I’d like to share the below letter, not because it’s unusual — although it’s interesting — but because I have received many, many letters like it in the last week or so.
I don’t work in secondary education; I’ve worked at a large urban community college that hires many high-school teachers to teach part time, usually at night during the school year. Most of them were wonderful.
For several years, I was the department chairman, in charge of staffing classes in fall, spring, and summer. I always had a group of high-school teachers who coveted the summer classes, because they were the best and easiest source of money between Memorial Day and Labor Day. I was happy to help when I could, but there was always the problem of too few classes and too many teachers.

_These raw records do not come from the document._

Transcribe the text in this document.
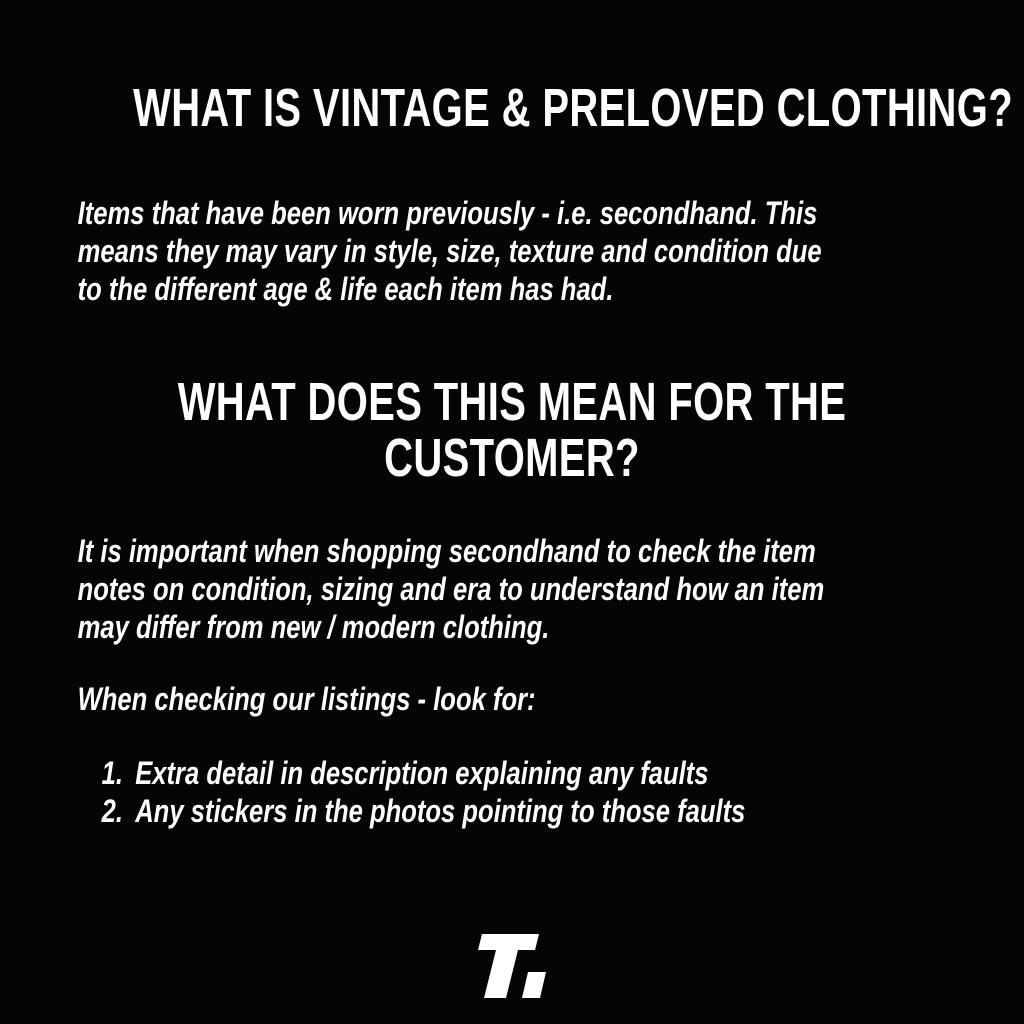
WHAT IS VINTAGE & PRELOVED CLOTHING?
Items that have been worn previously - i.e. secondhand. This
means they may vary in style, size, texture and condition due
to the different age & life each item has had.
WHAT DOES THIS MEAN FOR THE
CUSTOMER?
It is important when shopping secondhand to check the item
notes on condition, sizing and era to understand how an item
may differ from new / modern clothing.
When checking our listings - look for:
1. Extra detail in description explaining any faults
2. Any stickers in the photos pointing to those faults
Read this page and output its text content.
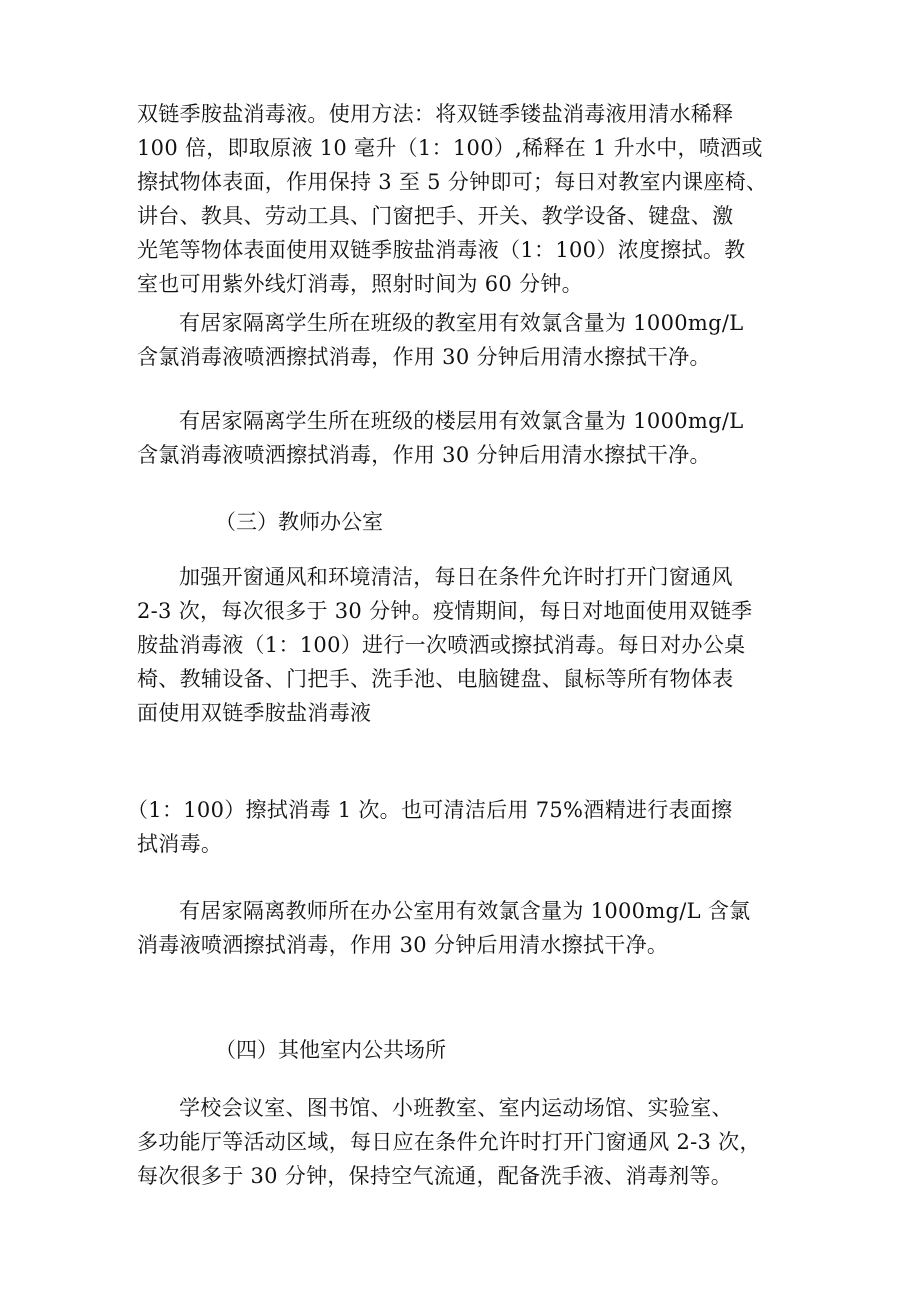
双链季胺盐消毒液。使用方法：将双链季镂盐消毒液用清水稀释
100 倍，即取原液 10 毫升（1：100）,稀释在 1 升水中，喷洒或
擦拭物体表面，作用保持 3 至 5 分钟即可；每日对教室内课座椅、
讲台、教具、劳动工具、门窗把手、开关、教学设备、键盘、激
光笔等物体表面使用双链季胺盐消毒液（1：100）浓度擦拭。教
室也可用紫外线灯消毒，照射时间为 60 分钟。
有居家隔离学生所在班级的教室用有效氯含量为 1000mg/L
含氯消毒液喷洒擦拭消毒，作用 30 分钟后用清水擦拭干净。
有居家隔离学生所在班级的楼层用有效氯含量为 1000mg/L
含氯消毒液喷洒擦拭消毒，作用 30 分钟后用清水擦拭干净。
（三）教师办公室
加强开窗通风和环境清洁，每日在条件允许时打开门窗通风
2-3 次，每次很多于 30 分钟。疫情期间，每日对地面使用双链季
胺盐消毒液（1：100）进行一次喷洒或擦拭消毒。每日对办公桌
椅、教辅设备、门把手、洗手池、电脑键盘、鼠标等所有物体表
面使用双链季胺盐消毒液
（1：100）擦拭消毒 1 次。也可清洁后用 75%酒精进行表面擦
拭消毒。
有居家隔离教师所在办公室用有效氯含量为 1000mg/L 含氯
消毒液喷洒擦拭消毒，作用 30 分钟后用清水擦拭干净。
（四）其他室内公共场所
学校会议室、图书馆、小班教室、室内运动场馆、实验室、
多功能厅等活动区域，每日应在条件允许时打开门窗通风 2-3 次，
每次很多于 30 分钟，保持空气流通，配备洗手液、消毒剂等。
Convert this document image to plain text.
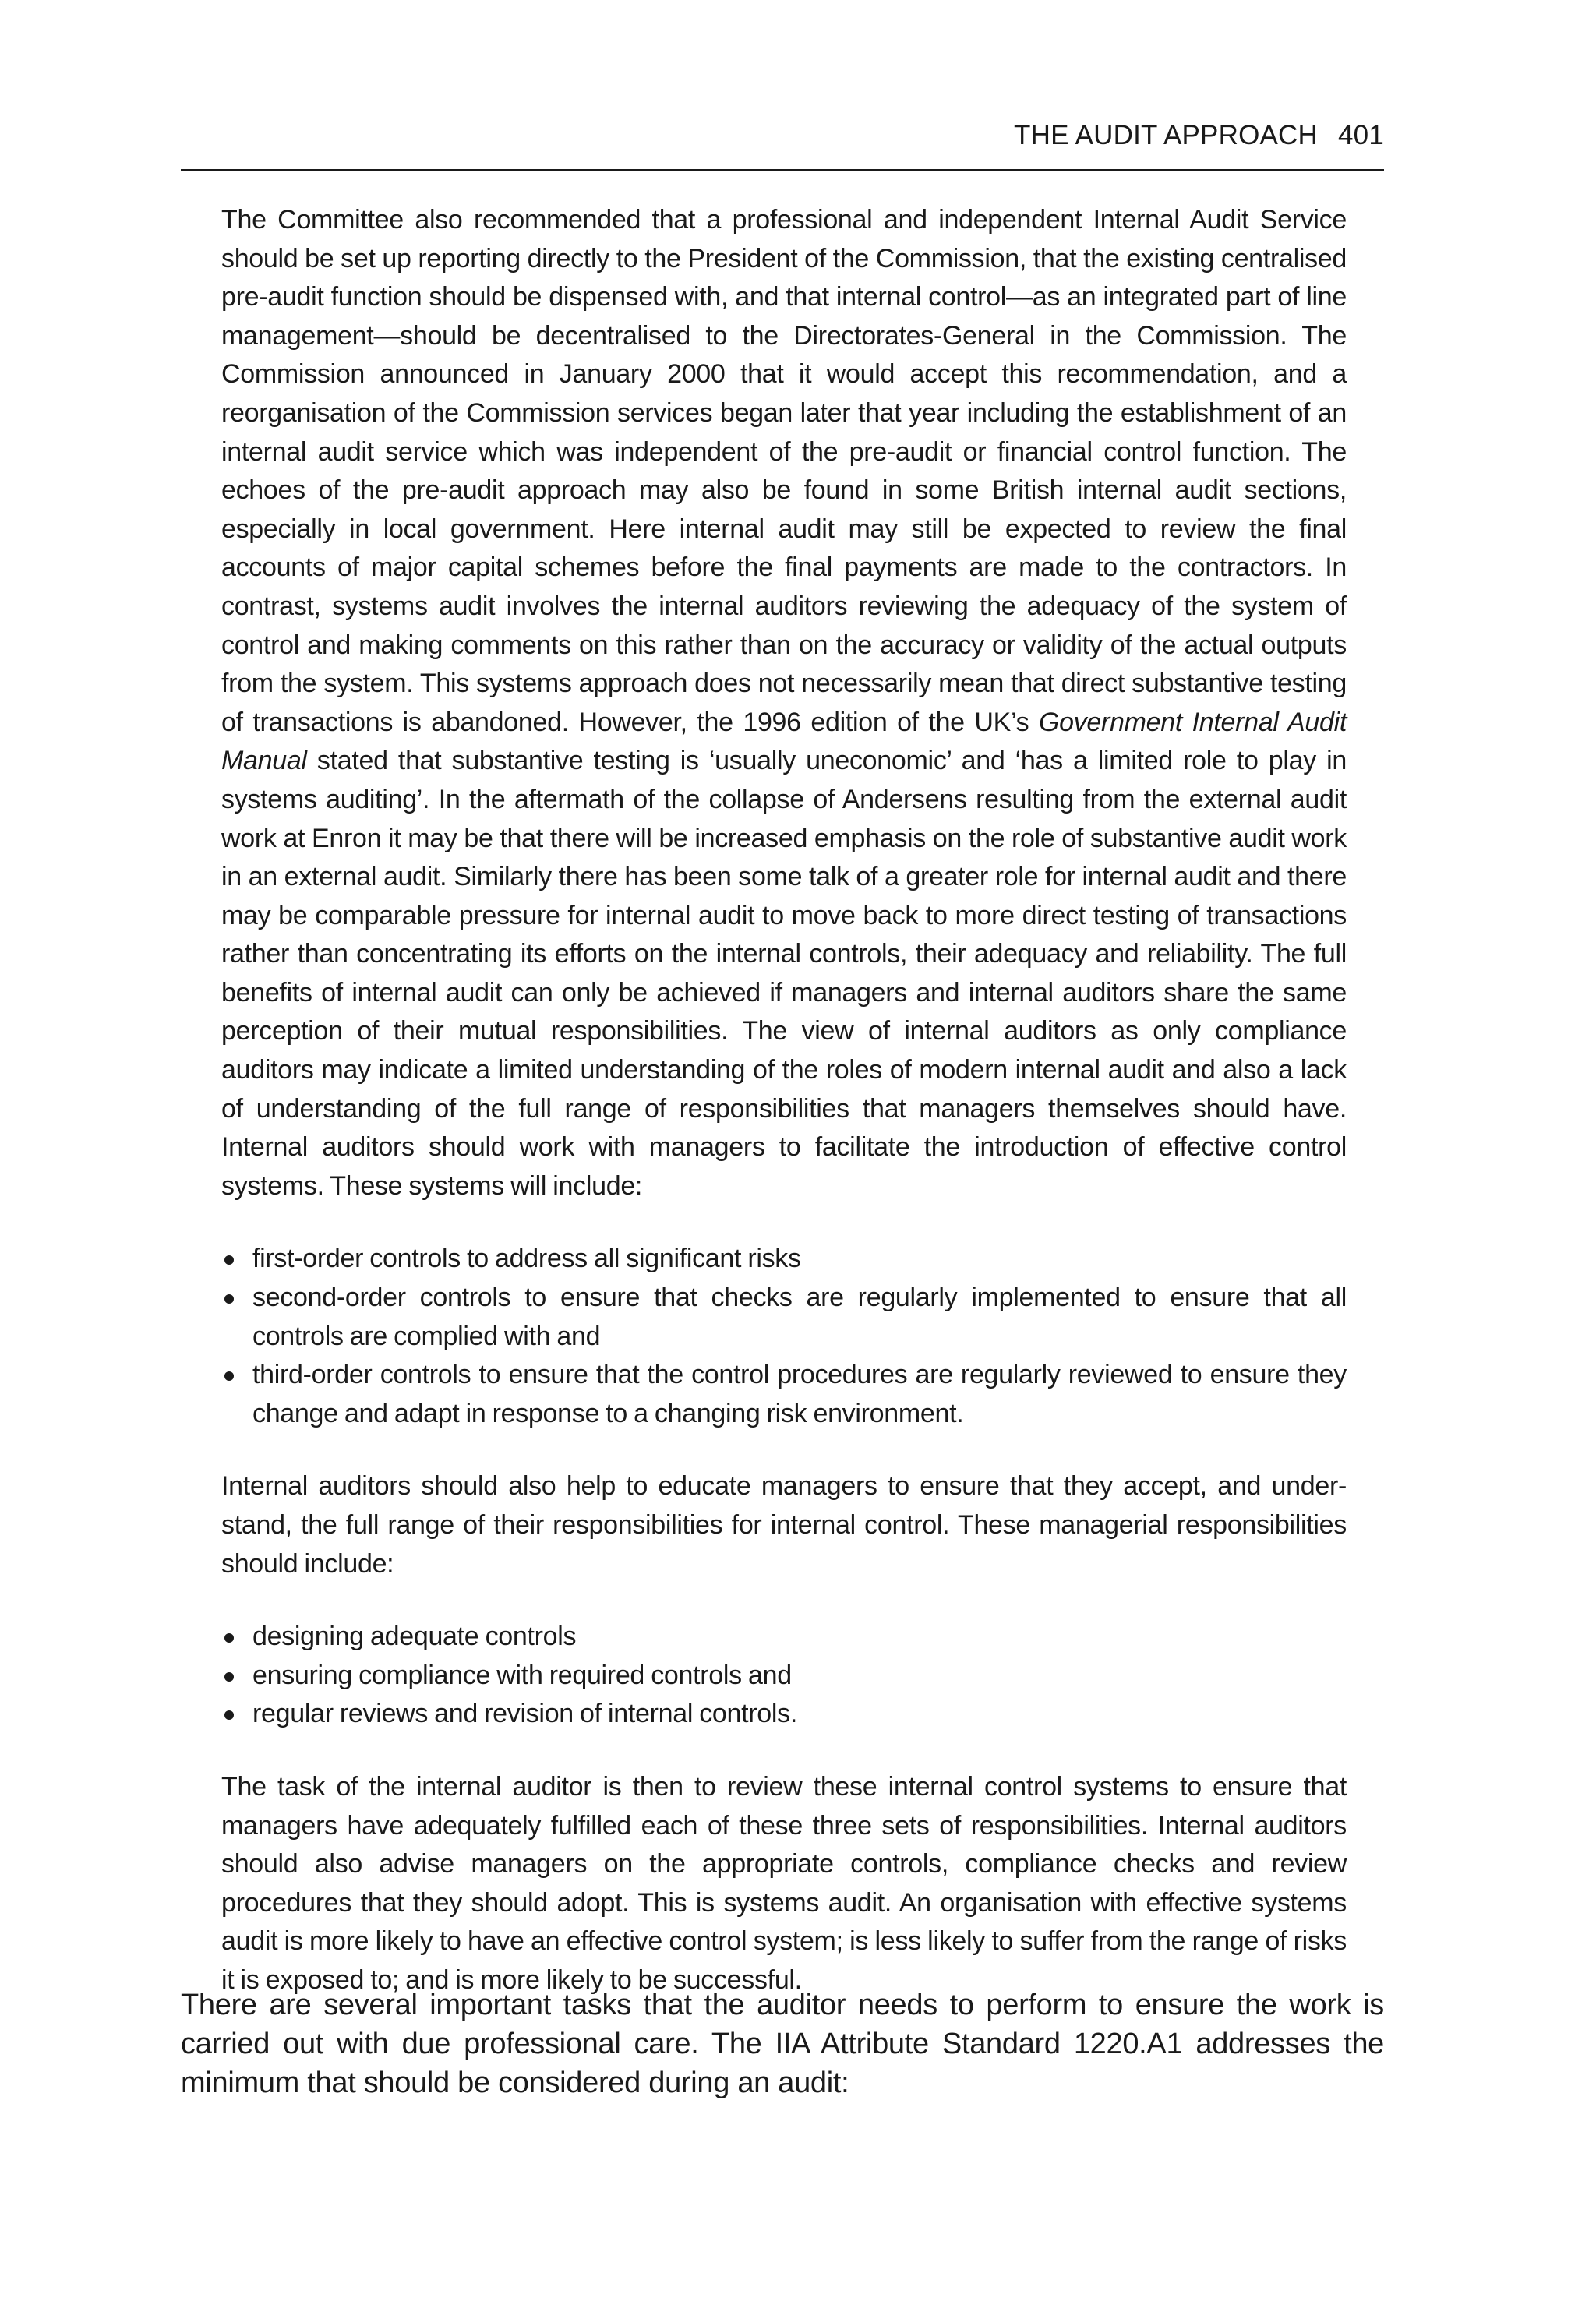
THE AUDIT APPROACH 401

The Committee also recommended that a professional and independent Internal Audit Service should be set up reporting directly to the President of the Commission, that the existing centralised pre-audit function should be dispensed with, and that internal control—as an integrated part of line management—should be decentralised to the Directorates-General in the Commission. The Commission announced in January 2000 that it would accept this recommendation, and a reorganisation of the Commission services began later that year including the establishment of an internal audit service which was independent of the pre-audit or financial control function. The echoes of the pre-audit approach may also be found in some British internal audit sections, especially in local government. Here internal audit may still be expected to review the final accounts of major capital schemes before the final payments are made to the contractors. In contrast, systems audit involves the internal auditors reviewing the adequacy of the system of control and making comments on this rather than on the accuracy or validity of the actual outputs from the system. This systems approach does not necessarily mean that direct substantive testing of transactions is abandoned. However, the 1996 edition of the UK’s Government Internal Audit Manual stated that substantive testing is ‘usually uneconomic’ and ‘has a limited role to play in systems auditing’. In the aftermath of the collapse of Andersens resulting from the external audit work at Enron it may be that there will be increased emphasis on the role of substantive audit work in an external audit. Similarly there has been some talk of a greater role for internal audit and there may be comparable pressure for internal audit to move back to more direct testing of transactions rather than concentrating its efforts on the internal controls, their adequacy and reliability. The full benefits of internal audit can only be achieved if managers and internal auditors share the same perception of their mutual responsibilities. The view of internal auditors as only compliance auditors may indicate a limited understanding of the roles of modern internal audit and also a lack of understanding of the full range of responsibilities that managers themselves should have. Internal auditors should work with managers to facilitate the introduction of effective control systems. These systems will include:

first-order controls to address all significant risks
second-order controls to ensure that checks are regularly implemented to ensure that all controls are complied with and
third-order controls to ensure that the control procedures are regularly reviewed to ensure they change and adapt in response to a changing risk environment.

Internal auditors should also help to educate managers to ensure that they accept, and under-stand, the full range of their responsibilities for internal control. These managerial responsibilities should include:

designing adequate controls
ensuring compliance with required controls and
regular reviews and revision of internal controls.

The task of the internal auditor is then to review these internal control systems to ensure that managers have adequately fulfilled each of these three sets of responsibilities. Internal auditors should also advise managers on the appropriate controls, compliance checks and review procedures that they should adopt. This is systems audit. An organisation with effective systems audit is more likely to have an effective control system; is less likely to suffer from the range of risks it is exposed to; and is more likely to be successful.

There are several important tasks that the auditor needs to perform to ensure the work is carried out with due professional care. The IIA Attribute Standard 1220.A1 addresses the minimum that should be considered during an audit:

Plus, my full-time community-college instructors always had first pick.
One year, I was staffing for “Summer I” — classes that ran to about the Fourth of July — and was explaining to one of my high-school charges that I simply had nothing for him. “What do I tell my wife?” he demanded. “How will I pay my rent? You know I have two kids. What do I tell them?”
I felt terrible, but simply had nothing. I wasn’t running an employment agency. I kept an eye peeled, though, and a day later I called him. Something had come open after all: not Summer I, but a ten-week class that would finish out the summer. Without a trace of self-consciousness, he turned me down. “Oh,” he said, “I couldn’t teach that. We’re going to Spain in July.”